Under Brown's taxonomic arrangement, B. baueri was placed in subgenus Banksia verae, the "True Banksias", because the inflorescence is a typical Banksia flower spike. Banksia verae was renamed Eubanksia by Stephan Endlicher in 1847, and demoted to sectional rank by Carl Meissner in his 1856 classification. Meissner further divided Eubanksia into four series, with B. baueri placed in series Quercinae on the basis of its toothed leaves. When George Bentham published his 1870 arrangement in Flora Australiensis, he discarded Meissner's series, replacing them with four sections. B. baueri was placed in Cyrtostylis, a heterogeneous section containing 13 species that did not readily fit elsewhere. This arrangement would stand for over a century.

In 1891, Otto Kuntze, in his Revisio Generum Plantarum, rejected the generic name Banksia L.f., on the grounds that the name Banksia had previously been published in 1776 as Banksia J.R.Forst & G.Forst, referring to the genus now known as Pimelea. Kuntze proposed Sirmuellera as an alternative, referring to this species as Sirmuellera baueri. This application of the principle of priority was largely ignored by Kuntze's contemporaries, and Banksia L.f. was formally conserved and Sirmuellera rejected in 1940.

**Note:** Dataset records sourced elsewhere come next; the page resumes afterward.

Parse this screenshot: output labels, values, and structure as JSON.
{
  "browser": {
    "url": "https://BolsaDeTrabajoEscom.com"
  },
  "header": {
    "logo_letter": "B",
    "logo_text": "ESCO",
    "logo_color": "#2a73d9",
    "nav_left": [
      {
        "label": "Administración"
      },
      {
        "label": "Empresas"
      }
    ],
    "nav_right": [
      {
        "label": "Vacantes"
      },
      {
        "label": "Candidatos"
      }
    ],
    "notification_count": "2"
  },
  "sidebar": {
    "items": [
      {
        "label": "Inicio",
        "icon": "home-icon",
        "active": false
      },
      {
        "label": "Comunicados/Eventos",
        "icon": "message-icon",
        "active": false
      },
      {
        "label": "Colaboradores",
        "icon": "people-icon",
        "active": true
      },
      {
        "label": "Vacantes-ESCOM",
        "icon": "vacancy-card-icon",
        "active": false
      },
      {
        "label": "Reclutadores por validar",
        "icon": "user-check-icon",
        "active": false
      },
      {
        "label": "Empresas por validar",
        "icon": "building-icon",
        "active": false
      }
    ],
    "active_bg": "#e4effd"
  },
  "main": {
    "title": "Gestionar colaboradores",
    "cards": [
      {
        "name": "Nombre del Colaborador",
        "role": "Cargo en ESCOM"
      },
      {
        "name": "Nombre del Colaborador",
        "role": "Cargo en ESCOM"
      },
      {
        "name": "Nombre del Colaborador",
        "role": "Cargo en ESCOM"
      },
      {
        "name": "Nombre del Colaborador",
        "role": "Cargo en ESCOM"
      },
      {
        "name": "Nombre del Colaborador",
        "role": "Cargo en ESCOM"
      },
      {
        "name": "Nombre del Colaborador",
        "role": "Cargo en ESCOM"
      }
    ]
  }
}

It is placed alone in series Banksia series Bauerinae. In his 1981 monograph on the genus, Alex George classified it in the reinstated but much-reduced series Quercinae, alongside Banksia quercifolia and B. oreophila. However he noted its follicles, which are beaked after they open, and cotyledon shape, did not fit with the other taxa and pondered an affinity with B. menziesii and B. sceptrum

Common names include woolly banksia, possum banksia, woolly-spiked banksia, pussy cat banksia or teddy bear banksia, all of which relate to the large furry flower spikes.

==Distribution and habitat==
Banksia baueri is found in southern Western Australia in three disjunct areas - from Bremer Bay in the east to Jerdacuttup, on the south Stirling Plains, and to the northwest inland between Kweda and Tarin Rock. Plants grow in shrubland or mallee, on flat or genty sloping ground, on white or grey sand or on shallow sand over laterite or quartzite.

==Ecology==
A 1985–86 field study in the Fitzgerald River National Park found it to be a main wintertime food source for the nectar-feeding honey possum (Tarsipes rostratus).

==Use in horticulture==

Its unusual flower spikes are an attractive horticultural feature. It requires well-drained soil in full sun or part shade. Seeds do not require any treatment, and take 20 to 49 days to germinate.